The full text of Ms Bath’s statement to parliament is below:
“I rise this afternoon to speak on the Auditor-General’s report, Technical and Further Education Institutes: 2016 Audit Snapshot. As I do, I would like to talk about some history and then about the current reality of the Andrews Labor Government. When the Honourable Steve Herbert first came into office in November 2014, he made some interesting comments. He said that Labor was going to rescue TAFE; Labor was going to grow the training sector. He said, ‘I’m determined to grow courses and grow provision of TAFE. That’s what we were elected to do and we will do it.’
They were going to save TAFE. The reality is vastly different. Despite his promises to grow TAFE, we are seeing the exact opposite happening throughout Victoria, particularly in my electorate of Eastern Victoria Region. In fact the numbers have declined. The number of students in government-subsidised training in Victoria fell by almost 66,000 between 2014 and 2015, with 20,000 fewer students enrolled at TAFE than when Labor came to office. There has been a drastic decrease in traineeships as well. The number of student contact hours the government is subsidising has fallen by 35 million hours. We are talking about fairly substantial figures. Members will know, because it has been said before, that there are not any 2016 figures because the minister has not released them. After eight months the government still has not released the full-year results for the training sector.
If we look at enrolments, we see they are in decline, particularly in Gippsland. In 2014 student enrolments numbered 16,450. It has gone down to 14,050, which is a reduction of 2,400 students enrolled in Gippsland in my electorate. That is not serving students and young people in regional Victoria at all.
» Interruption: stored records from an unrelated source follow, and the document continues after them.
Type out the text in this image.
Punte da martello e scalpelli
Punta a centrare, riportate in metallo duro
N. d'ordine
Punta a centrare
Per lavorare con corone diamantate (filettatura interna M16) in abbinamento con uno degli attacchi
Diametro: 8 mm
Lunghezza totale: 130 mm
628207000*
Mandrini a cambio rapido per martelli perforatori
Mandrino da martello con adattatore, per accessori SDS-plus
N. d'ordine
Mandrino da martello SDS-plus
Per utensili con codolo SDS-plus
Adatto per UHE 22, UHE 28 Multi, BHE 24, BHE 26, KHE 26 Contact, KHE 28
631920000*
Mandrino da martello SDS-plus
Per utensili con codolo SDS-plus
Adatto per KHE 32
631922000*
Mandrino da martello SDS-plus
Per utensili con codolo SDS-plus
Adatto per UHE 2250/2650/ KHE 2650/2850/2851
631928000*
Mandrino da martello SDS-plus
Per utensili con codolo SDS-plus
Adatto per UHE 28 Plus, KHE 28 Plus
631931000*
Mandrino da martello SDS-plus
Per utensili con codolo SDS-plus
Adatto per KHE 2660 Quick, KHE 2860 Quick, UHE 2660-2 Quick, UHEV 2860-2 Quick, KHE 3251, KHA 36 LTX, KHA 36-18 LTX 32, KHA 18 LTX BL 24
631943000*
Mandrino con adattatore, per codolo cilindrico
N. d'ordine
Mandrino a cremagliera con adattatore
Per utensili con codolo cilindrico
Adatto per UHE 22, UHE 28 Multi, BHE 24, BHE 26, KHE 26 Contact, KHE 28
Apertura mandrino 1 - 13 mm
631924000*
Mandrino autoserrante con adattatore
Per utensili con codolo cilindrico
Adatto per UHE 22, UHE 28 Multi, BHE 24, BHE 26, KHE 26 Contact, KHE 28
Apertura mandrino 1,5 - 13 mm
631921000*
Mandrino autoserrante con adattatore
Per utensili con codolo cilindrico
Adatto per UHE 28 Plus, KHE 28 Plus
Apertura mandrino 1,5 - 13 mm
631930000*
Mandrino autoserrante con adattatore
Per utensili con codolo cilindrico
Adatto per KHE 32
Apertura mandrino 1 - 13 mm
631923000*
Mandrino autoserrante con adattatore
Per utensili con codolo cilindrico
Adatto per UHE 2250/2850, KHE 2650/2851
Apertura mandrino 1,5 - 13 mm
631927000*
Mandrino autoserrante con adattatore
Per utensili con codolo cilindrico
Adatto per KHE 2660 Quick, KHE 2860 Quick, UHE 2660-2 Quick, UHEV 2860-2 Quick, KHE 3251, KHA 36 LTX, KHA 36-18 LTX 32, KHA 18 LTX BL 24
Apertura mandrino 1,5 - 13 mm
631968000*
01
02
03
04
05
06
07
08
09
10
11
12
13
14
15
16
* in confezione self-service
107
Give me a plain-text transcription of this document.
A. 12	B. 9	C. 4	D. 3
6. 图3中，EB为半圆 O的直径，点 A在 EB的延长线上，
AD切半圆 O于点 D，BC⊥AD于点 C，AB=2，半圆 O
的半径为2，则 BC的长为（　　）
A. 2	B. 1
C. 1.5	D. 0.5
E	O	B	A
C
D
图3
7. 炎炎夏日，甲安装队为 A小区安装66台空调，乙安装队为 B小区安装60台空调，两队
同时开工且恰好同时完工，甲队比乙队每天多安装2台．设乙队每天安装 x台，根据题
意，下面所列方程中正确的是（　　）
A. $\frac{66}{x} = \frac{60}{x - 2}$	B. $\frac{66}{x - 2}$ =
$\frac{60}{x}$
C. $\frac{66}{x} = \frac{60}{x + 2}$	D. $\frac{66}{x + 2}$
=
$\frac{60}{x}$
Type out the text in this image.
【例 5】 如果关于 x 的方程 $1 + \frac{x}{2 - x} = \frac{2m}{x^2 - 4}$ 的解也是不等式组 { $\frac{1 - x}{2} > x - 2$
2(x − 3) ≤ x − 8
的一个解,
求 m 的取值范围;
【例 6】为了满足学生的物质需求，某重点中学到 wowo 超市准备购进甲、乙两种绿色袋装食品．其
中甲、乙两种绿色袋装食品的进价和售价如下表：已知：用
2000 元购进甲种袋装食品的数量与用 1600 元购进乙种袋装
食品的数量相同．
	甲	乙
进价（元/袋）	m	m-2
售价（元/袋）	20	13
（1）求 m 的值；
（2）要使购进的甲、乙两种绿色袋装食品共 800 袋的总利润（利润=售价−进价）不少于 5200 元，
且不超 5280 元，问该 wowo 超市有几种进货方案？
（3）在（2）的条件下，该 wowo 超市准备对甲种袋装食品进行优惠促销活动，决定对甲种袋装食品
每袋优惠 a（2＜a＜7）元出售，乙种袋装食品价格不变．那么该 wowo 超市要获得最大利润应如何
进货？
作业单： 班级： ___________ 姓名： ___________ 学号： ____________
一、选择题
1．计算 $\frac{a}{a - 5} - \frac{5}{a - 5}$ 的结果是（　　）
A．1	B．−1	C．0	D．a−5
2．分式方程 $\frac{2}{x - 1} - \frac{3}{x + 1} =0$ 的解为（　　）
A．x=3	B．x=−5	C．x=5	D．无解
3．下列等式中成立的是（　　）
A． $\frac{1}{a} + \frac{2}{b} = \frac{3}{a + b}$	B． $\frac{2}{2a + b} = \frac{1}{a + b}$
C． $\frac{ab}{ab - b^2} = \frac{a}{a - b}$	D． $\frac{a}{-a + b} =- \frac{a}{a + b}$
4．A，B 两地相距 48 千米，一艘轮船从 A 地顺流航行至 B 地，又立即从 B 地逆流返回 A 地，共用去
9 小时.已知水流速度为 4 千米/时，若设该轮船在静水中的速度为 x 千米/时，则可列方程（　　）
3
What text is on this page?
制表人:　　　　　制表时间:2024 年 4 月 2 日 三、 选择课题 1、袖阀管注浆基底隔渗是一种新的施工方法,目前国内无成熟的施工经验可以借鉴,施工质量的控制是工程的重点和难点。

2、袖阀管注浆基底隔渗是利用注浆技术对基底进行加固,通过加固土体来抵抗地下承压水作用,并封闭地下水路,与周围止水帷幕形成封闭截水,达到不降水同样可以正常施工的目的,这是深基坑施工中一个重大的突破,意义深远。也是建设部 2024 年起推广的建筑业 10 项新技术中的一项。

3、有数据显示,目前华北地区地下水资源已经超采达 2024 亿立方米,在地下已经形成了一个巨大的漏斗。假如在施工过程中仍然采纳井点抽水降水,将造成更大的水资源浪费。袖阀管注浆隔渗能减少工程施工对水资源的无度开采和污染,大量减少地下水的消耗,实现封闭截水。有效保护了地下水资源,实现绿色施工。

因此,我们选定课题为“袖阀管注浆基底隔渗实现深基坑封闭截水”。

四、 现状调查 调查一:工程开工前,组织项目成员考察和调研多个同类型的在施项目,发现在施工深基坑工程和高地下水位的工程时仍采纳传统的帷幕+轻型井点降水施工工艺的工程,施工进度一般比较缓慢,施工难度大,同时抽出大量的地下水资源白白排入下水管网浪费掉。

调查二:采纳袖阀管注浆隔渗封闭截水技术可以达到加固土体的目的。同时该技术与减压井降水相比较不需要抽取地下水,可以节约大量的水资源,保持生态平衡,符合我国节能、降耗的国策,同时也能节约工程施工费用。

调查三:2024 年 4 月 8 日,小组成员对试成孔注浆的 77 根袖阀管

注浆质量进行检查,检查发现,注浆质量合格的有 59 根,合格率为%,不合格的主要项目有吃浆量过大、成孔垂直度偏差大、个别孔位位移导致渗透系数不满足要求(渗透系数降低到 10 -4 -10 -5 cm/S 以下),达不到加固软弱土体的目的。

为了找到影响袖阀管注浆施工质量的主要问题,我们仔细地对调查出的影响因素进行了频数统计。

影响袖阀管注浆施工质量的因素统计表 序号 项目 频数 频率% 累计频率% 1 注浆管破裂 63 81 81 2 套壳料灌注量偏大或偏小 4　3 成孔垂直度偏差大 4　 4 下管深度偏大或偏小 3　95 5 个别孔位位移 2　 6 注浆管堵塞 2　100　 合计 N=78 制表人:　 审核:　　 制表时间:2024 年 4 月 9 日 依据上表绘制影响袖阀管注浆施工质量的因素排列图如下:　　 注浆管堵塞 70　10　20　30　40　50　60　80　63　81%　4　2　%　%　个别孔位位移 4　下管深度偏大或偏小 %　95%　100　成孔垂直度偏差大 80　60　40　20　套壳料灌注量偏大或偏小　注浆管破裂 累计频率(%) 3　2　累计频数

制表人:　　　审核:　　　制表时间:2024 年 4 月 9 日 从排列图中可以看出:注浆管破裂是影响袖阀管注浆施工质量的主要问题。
The examples across the board in other sectors are similar. TAFE enrolments are certainly the hardest hit. While we are still waiting for the data from the Victorian government, the National Centre for Vocational Education Research (NCVER) released its figures only a few weeks ago in relation to vocational education and training across Australia, and they show that the number of students enrolled in all sections of training, not just government-subsidised training, in Victoria has fallen by 2.7 per cent. But critically, Victoria is the only mainland state in Australia where student numbers have declined.
The government came out and said, ‘We will do a quality blitz on rogue private providers, taking dodgy operators out of the market’.
That is fair and that is reasonable; no-one wants to see students not being served well by the registered training organisations that are providing the service. But this is only a fraction of the story. The NCVER data also shows that the number of students in the TAFE sector has dropped by a further 58,000 in the past year alone. That is one-quarter of the students enrolled in TAFE in total.
Just after the election the Andrews Labor Government said, ‘We will have no more redundancies in TAFE. None’.
The reality is vastly different again. Since Labor came to government almost 1,000 ongoing staff positions in TAFE have been lost, and there has been a net loss of 620 jobs across the sector. Federation Training in my electorate has had one of the largest staff reductions, with 167 full-time jobs lost in the past two years. The government is neglecting to provide support for Federation Training, and it is left to fund itself.
In terms of TAFE finances the government will tell you that all is hunky-dory and that TAFEs are turning a surplus. But when we look deeper we know that the government is propping the sector up with hundreds and hundreds of grants. Seven out of the 12 TAFEs, including Federation Training, actually have a structural deficit. If you strip away the extra cash the government has bailed them out with, there is a structural deficit. In total, $278 million in cash grants were pumped into the TAFE sector alone to keep it afloat.”